Kinetics of transcriptome during hepatic conversion [RNA-seq]

Cell plasticity endows differentiated cells with competence to be reprogrammed to other identities. While reprogramming factors-induced epigenetic changes have been characterized, intrinsic chromatin features underlying cell plasticity remain elusive. By characterizing kinetics of high-order chromatin structures during transdifferentiation from fibroblasts to hepatocytes, we identified contiguous compartment switchable regions (CSRs). Compartment B to A CSRs (B-to-A CSRs), enriched with hepatocyte genes and demarcated by loop anchors, displayed a chimeric status of pre-existing chromatin accessibility in repressive compartment in fibroblasts. Pre-existing accessibility allowed the occupancy of pioneer factor Foxa3 to B-to-A CSRs, triggering compartment switch, H3K27ac gain and H3K27me3 reduction, and hepatocyte gene activation.
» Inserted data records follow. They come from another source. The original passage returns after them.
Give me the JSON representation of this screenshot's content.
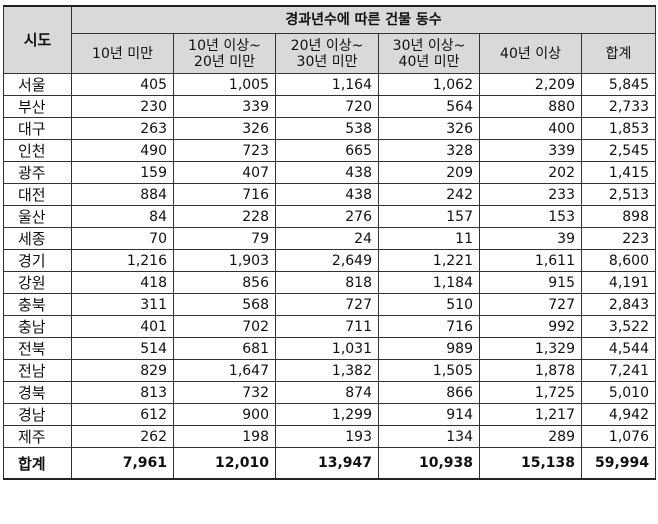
{
  "table": {
    "corner_header": "시도",
    "group_header": "경과년수에 따른 건물 동수",
    "columns": [
      [
        "10년 미만"
      ],
      [
        "10년 이상~",
        "20년 미만"
      ],
      [
        "20년 이상~",
        "30년 미만"
      ],
      [
        "30년 이상~",
        "40년 미만"
      ],
      [
        "40년 이상"
      ],
      [
        "합계"
      ]
    ],
    "rows": [
      {
        "region": "서울",
        "values": [
          "405",
          "1,005",
          "1,164",
          "1,062",
          "2,209",
          "5,845"
        ]
      },
      {
        "region": "부산",
        "values": [
          "230",
          "339",
          "720",
          "564",
          "880",
          "2,733"
        ]
      },
      {
        "region": "대구",
        "values": [
          "263",
          "326",
          "538",
          "326",
          "400",
          "1,853"
        ]
      },
      {
        "region": "인천",
        "values": [
          "490",
          "723",
          "665",
          "328",
          "339",
          "2,545"
        ]
      },
      {
        "region": "광주",
        "values": [
          "159",
          "407",
          "438",
          "209",
          "202",
          "1,415"
        ]
      },
      {
        "region": "대전",
        "values": [
          "884",
          "716",
          "438",
          "242",
          "233",
          "2,513"
        ]
      },
      {
        "region": "울산",
        "values": [
          "84",
          "228",
          "276",
          "157",
          "153",
          "898"
        ]
      },
      {
        "region": "세종",
        "values": [
          "70",
          "79",
          "24",
          "11",
          "39",
          "223"
        ]
      },
      {
        "region": "경기",
        "values": [
          "1,216",
          "1,903",
          "2,649",
          "1,221",
          "1,611",
          "8,600"
        ]
      },
      {
        "region": "강원",
        "values": [
          "418",
          "856",
          "818",
          "1,184",
          "915",
          "4,191"
        ]
      },
      {
        "region": "충북",
        "values": [
          "311",
          "568",
          "727",
          "510",
          "727",
          "2,843"
        ]
      },
      {
        "region": "충남",
        "values": [
          "401",
          "702",
          "711",
          "716",
          "992",
          "3,522"
        ]
      },
      {
        "region": "전북",
        "values": [
          "514",
          "681",
          "1,031",
          "989",
          "1,329",
          "4,544"
        ]
      },
      {
        "region": "전남",
        "values": [
          "829",
          "1,647",
          "1,382",
          "1,505",
          "1,878",
          "7,241"
        ]
      },
      {
        "region": "경북",
        "values": [
          "813",
          "732",
          "874",
          "866",
          "1,725",
          "5,010"
        ]
      },
      {
        "region": "경남",
        "values": [
          "612",
          "900",
          "1,299",
          "914",
          "1,217",
          "4,942"
        ]
      },
      {
        "region": "제주",
        "values": [
          "262",
          "198",
          "193",
          "134",
          "289",
          "1,076"
        ]
      }
    ],
    "total": {
      "region": "합계",
      "values": [
        "7,961",
        "12,010",
        "13,947",
        "10,938",
        "15,138",
        "59,994"
      ]
    }
  }
}
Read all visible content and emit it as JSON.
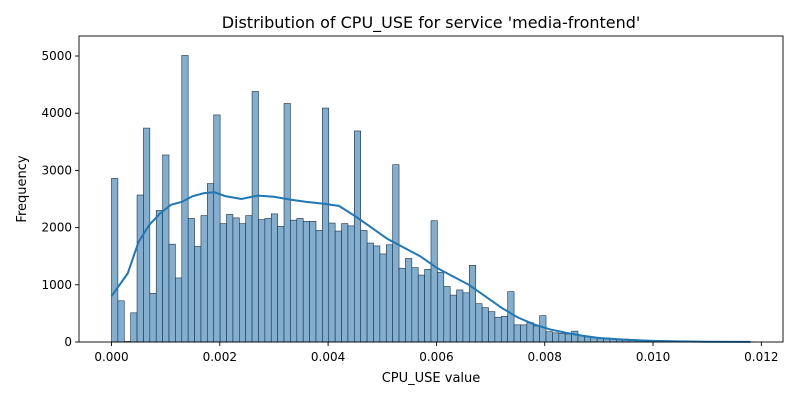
{
  "chart_data": {
    "type": "bar",
    "chart_kind": "histogram",
    "title": "Distribution of CPU_USE for service 'media-frontend'",
    "xlabel": "CPU_USE value",
    "ylabel": "Frequency",
    "xlim": [
      -0.0006,
      0.0124
    ],
    "ylim": [
      0,
      5350
    ],
    "x_ticks": [
      0.0,
      0.002,
      0.004,
      0.006,
      0.008,
      0.01,
      0.012
    ],
    "x_tick_labels": [
      "0.000",
      "0.002",
      "0.004",
      "0.006",
      "0.008",
      "0.010",
      "0.012"
    ],
    "y_ticks": [
      0,
      1000,
      2000,
      3000,
      4000,
      5000
    ],
    "y_tick_labels": [
      "0",
      "1000",
      "2000",
      "3000",
      "4000",
      "5000"
    ],
    "bin_width": 0.000118,
    "bins_start": 0.0,
    "bars": {
      "name": "Frequency",
      "color": "#82aed0",
      "values": [
        2860,
        720,
        10,
        510,
        2570,
        3740,
        850,
        2300,
        3270,
        1710,
        1120,
        5010,
        2160,
        1670,
        2210,
        2770,
        3970,
        2070,
        2230,
        2170,
        2070,
        2210,
        4380,
        2140,
        2160,
        2240,
        2020,
        4170,
        2130,
        2160,
        2110,
        2110,
        1950,
        4090,
        2080,
        1940,
        2070,
        2030,
        3690,
        1950,
        1730,
        1680,
        1540,
        1700,
        3100,
        1290,
        1460,
        1300,
        1170,
        1270,
        2120,
        1220,
        970,
        820,
        910,
        860,
        1340,
        670,
        600,
        530,
        430,
        450,
        880,
        300,
        300,
        340,
        280,
        460,
        180,
        160,
        150,
        140,
        190,
        110,
        90,
        80,
        70,
        70,
        60,
        50,
        50,
        40,
        30,
        30,
        25,
        20,
        15,
        15,
        10,
        10,
        8,
        6,
        5,
        4,
        3,
        3,
        2,
        2,
        2,
        1,
        1
      ]
    },
    "kde": {
      "color": "#1f77b4",
      "x": [
        0.0,
        0.0003,
        0.0005,
        0.0007,
        0.0009,
        0.0011,
        0.0013,
        0.0015,
        0.0017,
        0.0019,
        0.0021,
        0.0024,
        0.0027,
        0.003,
        0.0033,
        0.0036,
        0.0039,
        0.0042,
        0.0045,
        0.0048,
        0.0051,
        0.0054,
        0.0057,
        0.006,
        0.0063,
        0.0066,
        0.0069,
        0.0072,
        0.0075,
        0.0078,
        0.0081,
        0.0084,
        0.0087,
        0.009,
        0.0095,
        0.01,
        0.0105,
        0.011,
        0.0118
      ],
      "y": [
        800,
        1200,
        1750,
        2050,
        2250,
        2400,
        2450,
        2550,
        2600,
        2620,
        2550,
        2500,
        2560,
        2540,
        2490,
        2450,
        2420,
        2380,
        2200,
        2000,
        1800,
        1650,
        1500,
        1300,
        1150,
        1000,
        800,
        600,
        430,
        310,
        220,
        160,
        110,
        70,
        40,
        20,
        10,
        5,
        2
      ]
    }
  }
}
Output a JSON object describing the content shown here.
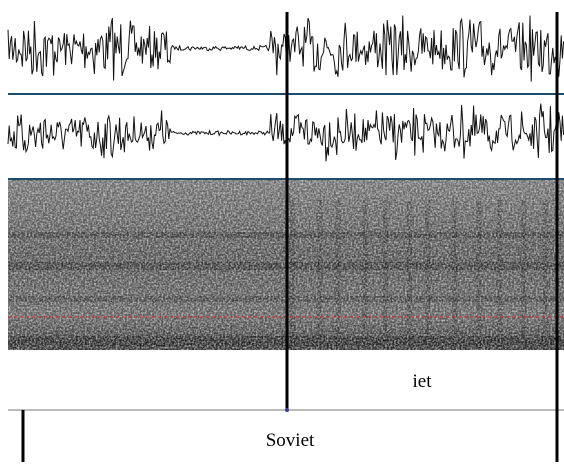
{
  "tiers": [
    {
      "label": "iet"
    },
    {
      "label": "Soviet"
    }
  ]
}
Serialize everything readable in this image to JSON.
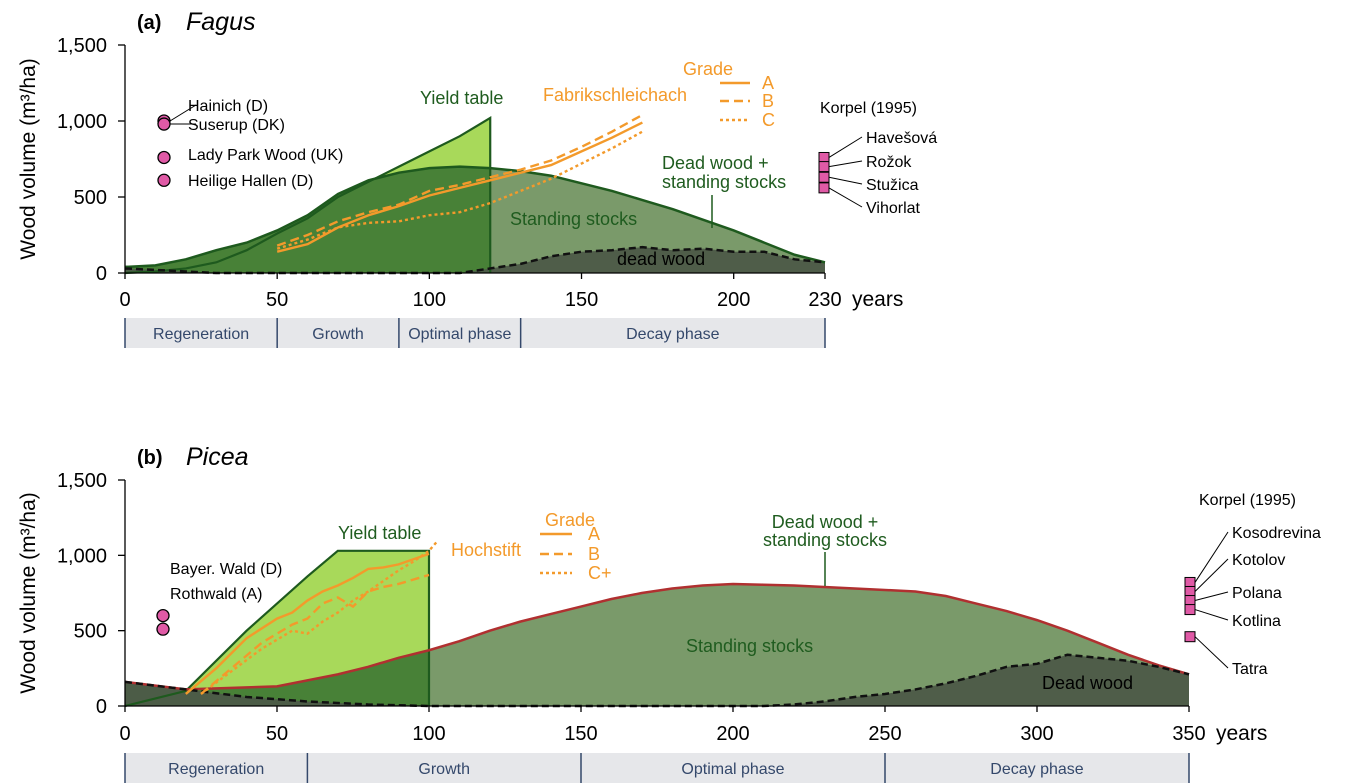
{
  "colors": {
    "yield": "#a8d95a",
    "yield_edge": "#1e5a1e",
    "standing": "#7a9a6a",
    "dead": "#4d5a48",
    "optimal_fill": "#3f7d2e",
    "orange": "#f39a2b",
    "green_text": "#1f5c1f",
    "pink": "#e05aa6",
    "red_edge": "#b03030",
    "phase_bg": "#e6e7ea",
    "phase_text": "#34486b"
  },
  "y_axis_label": "Wood volume (m³/ha)",
  "chart_data": [
    {
      "panel_letter": "(a)",
      "genus": "Fagus",
      "type": "area",
      "x_unit": "years",
      "xlim": [
        0,
        230
      ],
      "ylim": [
        0,
        1500
      ],
      "x_ticks": [
        0,
        50,
        100,
        150,
        200,
        230
      ],
      "y_ticks": [
        0,
        500,
        1000,
        1500
      ],
      "y_tick_labels": [
        "0",
        "500",
        "1,000",
        "1,500"
      ],
      "series": [
        {
          "name": "Yield table",
          "kind": "area",
          "x": [
            0,
            10,
            20,
            30,
            40,
            50,
            60,
            70,
            80,
            90,
            100,
            110,
            120
          ],
          "y": [
            0,
            10,
            30,
            70,
            150,
            260,
            360,
            500,
            600,
            700,
            800,
            900,
            1020
          ]
        },
        {
          "name": "Dead wood + standing stocks",
          "kind": "area",
          "x": [
            0,
            10,
            20,
            30,
            40,
            50,
            60,
            70,
            80,
            90,
            100,
            110,
            120,
            130,
            140,
            150,
            160,
            170,
            180,
            190,
            200,
            210,
            220,
            230
          ],
          "y": [
            40,
            50,
            90,
            150,
            200,
            280,
            380,
            520,
            610,
            660,
            690,
            700,
            690,
            670,
            640,
            590,
            540,
            480,
            420,
            350,
            280,
            200,
            120,
            70
          ]
        },
        {
          "name": "dead wood",
          "kind": "area",
          "x": [
            0,
            10,
            20,
            30,
            110,
            120,
            130,
            140,
            150,
            160,
            170,
            180,
            190,
            200,
            210,
            220,
            230
          ],
          "y": [
            30,
            20,
            10,
            0,
            0,
            30,
            60,
            110,
            140,
            150,
            170,
            150,
            160,
            140,
            140,
            90,
            70
          ]
        },
        {
          "name": "A",
          "kind": "line",
          "x": [
            50,
            60,
            70,
            80,
            90,
            100,
            110,
            120,
            130,
            140,
            150,
            160,
            170
          ],
          "y": [
            140,
            190,
            300,
            380,
            440,
            510,
            560,
            610,
            660,
            710,
            800,
            890,
            990
          ]
        },
        {
          "name": "B",
          "kind": "line",
          "x": [
            50,
            60,
            70,
            80,
            90,
            100,
            110,
            120,
            130,
            140,
            150,
            160,
            170
          ],
          "y": [
            180,
            250,
            340,
            400,
            450,
            540,
            580,
            630,
            680,
            740,
            830,
            930,
            1040
          ]
        },
        {
          "name": "C",
          "kind": "line",
          "x": [
            50,
            60,
            70,
            80,
            90,
            100,
            110,
            120,
            130,
            140,
            150,
            160,
            170
          ],
          "y": [
            160,
            220,
            300,
            330,
            340,
            380,
            400,
            460,
            540,
            620,
            720,
            820,
            930
          ]
        }
      ],
      "phases": [
        {
          "label": "Regeneration",
          "start": 0,
          "end": 50
        },
        {
          "label": "Growth",
          "start": 50,
          "end": 90
        },
        {
          "label": "Optimal phase",
          "start": 90,
          "end": 130
        },
        {
          "label": "Decay phase",
          "start": 130,
          "end": 230
        }
      ],
      "labels": {
        "yield_table": "Yield table",
        "standing": "Standing stocks",
        "dead": "dead wood",
        "total": "Dead wood +",
        "total2": "standing stocks",
        "site": "Fabrikschleichach",
        "grade": "Grade"
      },
      "reserves": [
        {
          "name": "Hainich (D)",
          "value": 1000
        },
        {
          "name": "Suserup (DK)",
          "value": 980
        },
        {
          "name": "Lady Park Wood (UK)",
          "value": 760
        },
        {
          "name": "Heilige Hallen (D)",
          "value": 610
        }
      ],
      "korpel_title": "Korpel (1995)",
      "korpel": [
        {
          "name": "Havešová",
          "value": 760
        },
        {
          "name": "Rožok",
          "value": 700
        },
        {
          "name": "Stužica",
          "value": 630
        },
        {
          "name": "Vihorlat",
          "value": 560
        }
      ]
    },
    {
      "panel_letter": "(b)",
      "genus": "Picea",
      "type": "area",
      "x_unit": "years",
      "xlim": [
        0,
        350
      ],
      "ylim": [
        0,
        1500
      ],
      "x_ticks": [
        0,
        50,
        100,
        150,
        200,
        250,
        300,
        350
      ],
      "y_ticks": [
        0,
        500,
        1000,
        1500
      ],
      "y_tick_labels": [
        "0",
        "500",
        "1,000",
        "1,500"
      ],
      "series": [
        {
          "name": "Yield table",
          "kind": "area",
          "x": [
            0,
            20,
            40,
            60,
            70,
            100
          ],
          "y": [
            0,
            100,
            500,
            860,
            1030,
            1030
          ]
        },
        {
          "name": "Dead wood + standing stocks",
          "kind": "area",
          "x": [
            0,
            20,
            50,
            60,
            70,
            80,
            90,
            100,
            110,
            120,
            130,
            140,
            150,
            160,
            170,
            180,
            190,
            200,
            210,
            220,
            230,
            240,
            250,
            260,
            270,
            280,
            290,
            300,
            310,
            320,
            330,
            340,
            350
          ],
          "y": [
            160,
            110,
            130,
            170,
            210,
            260,
            320,
            370,
            430,
            500,
            560,
            610,
            660,
            710,
            750,
            780,
            800,
            810,
            805,
            800,
            790,
            780,
            770,
            760,
            730,
            680,
            630,
            570,
            500,
            420,
            340,
            270,
            210
          ]
        },
        {
          "name": "Dead wood",
          "kind": "area",
          "x": [
            0,
            20,
            40,
            60,
            80,
            100,
            110,
            210,
            220,
            230,
            240,
            250,
            260,
            270,
            280,
            290,
            300,
            310,
            320,
            330,
            340,
            350
          ],
          "y": [
            160,
            110,
            60,
            30,
            10,
            0,
            0,
            0,
            10,
            30,
            60,
            80,
            110,
            150,
            200,
            260,
            280,
            340,
            320,
            300,
            260,
            210
          ]
        },
        {
          "name": "A",
          "kind": "line",
          "x": [
            20,
            30,
            40,
            50,
            55,
            60,
            65,
            70,
            75,
            80,
            85,
            90,
            100
          ],
          "y": [
            80,
            250,
            450,
            580,
            620,
            700,
            760,
            800,
            850,
            910,
            920,
            940,
            1010
          ]
        },
        {
          "name": "B",
          "kind": "line",
          "x": [
            25,
            35,
            45,
            55,
            60,
            65,
            70,
            75,
            80,
            85,
            90,
            100
          ],
          "y": [
            80,
            250,
            420,
            540,
            580,
            680,
            720,
            660,
            760,
            790,
            810,
            870
          ]
        },
        {
          "name": "C+",
          "kind": "line",
          "x": [
            25,
            35,
            45,
            55,
            60,
            65,
            70,
            75,
            80,
            85,
            90,
            95,
            100,
            103
          ],
          "y": [
            80,
            230,
            380,
            500,
            480,
            560,
            620,
            700,
            760,
            830,
            900,
            960,
            1030,
            1100
          ]
        }
      ],
      "phases": [
        {
          "label": "Regeneration",
          "start": 0,
          "end": 60
        },
        {
          "label": "Growth",
          "start": 60,
          "end": 150
        },
        {
          "label": "Optimal phase",
          "start": 150,
          "end": 250
        },
        {
          "label": "Decay phase",
          "start": 250,
          "end": 350
        }
      ],
      "labels": {
        "yield_table": "Yield table",
        "standing": "Standing stocks",
        "dead": "Dead wood",
        "total": "Dead wood +",
        "total2": "standing stocks",
        "site": "Hochstift",
        "grade": "Grade"
      },
      "reserves": [
        {
          "name": "Bayer. Wald (D)",
          "value": 600
        },
        {
          "name": "Rothwald (A)",
          "value": 510
        }
      ],
      "korpel_title": "Korpel (1995)",
      "korpel": [
        {
          "name": "Kosodrevina",
          "value": 820
        },
        {
          "name": "Kotolov",
          "value": 760
        },
        {
          "name": "Polana",
          "value": 700
        },
        {
          "name": "Kotlina",
          "value": 640
        },
        {
          "name": "Tatra",
          "value": 460
        }
      ]
    }
  ]
}
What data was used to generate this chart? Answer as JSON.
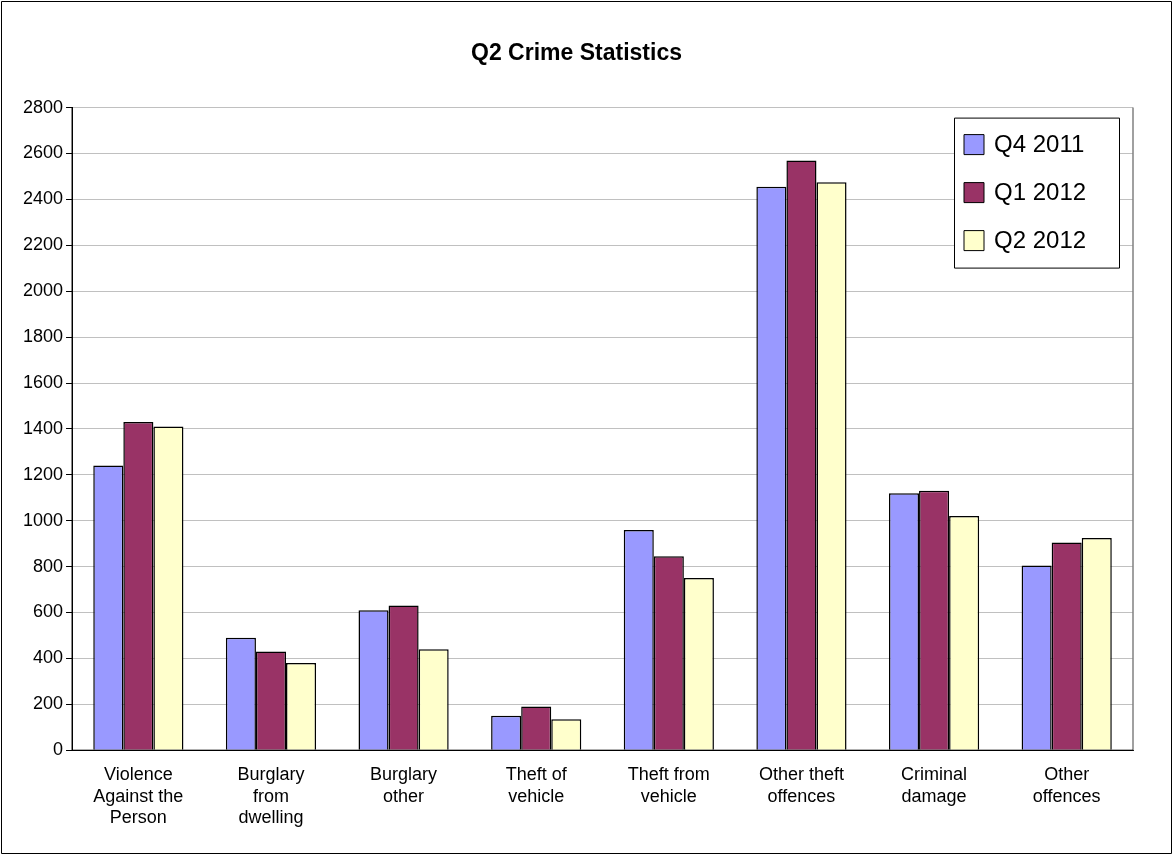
{
  "chart_data": {
    "type": "bar",
    "title": "Q2 Crime Statistics",
    "categories": [
      "Violence Against the Person",
      "Burglary from dwelling",
      "Burglary other",
      "Theft of vehicle",
      "Theft from vehicle",
      "Other theft offences",
      "Criminal damage",
      "Other offences"
    ],
    "series": [
      {
        "name": "Q4 2011",
        "color": "#9999ff",
        "values": [
          1240,
          490,
          610,
          150,
          960,
          2455,
          1120,
          805
        ]
      },
      {
        "name": "Q1 2012",
        "color": "#993366",
        "values": [
          1430,
          430,
          630,
          190,
          845,
          2570,
          1130,
          905
        ]
      },
      {
        "name": "Q2 2012",
        "color": "#ffffcc",
        "values": [
          1410,
          380,
          440,
          135,
          750,
          2475,
          1020,
          925
        ]
      }
    ],
    "ylim": [
      0,
      2800
    ],
    "yticks": [
      0,
      200,
      400,
      600,
      800,
      1000,
      1200,
      1400,
      1600,
      1800,
      2000,
      2200,
      2400,
      2600,
      2800
    ],
    "grid": "y",
    "legend": "top right"
  }
}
Moreover, chimeric chromatin status appeared to be related with fibroblasts reprogramming to neurons, cardiomyocytes and pluripotent stem cells. Together, pre-existing accessibility in compartment B defines a chimeric chromatin status that may constitute intrinsic attribute for cell plasticity. Overall design: Examination of chromatin structures by Hi-C, chromatin status by ATAC-seq, H3K27ac and H3K27me3 ChIP-seq and transcriptome by RNA-seq. Examination of protein binding of Foxa3, Gata4, Hnf1a and CTCF by CHIP-seq. Hi-C, ATAC-seq and RNA-seq were performed with replicates for each time point in our study.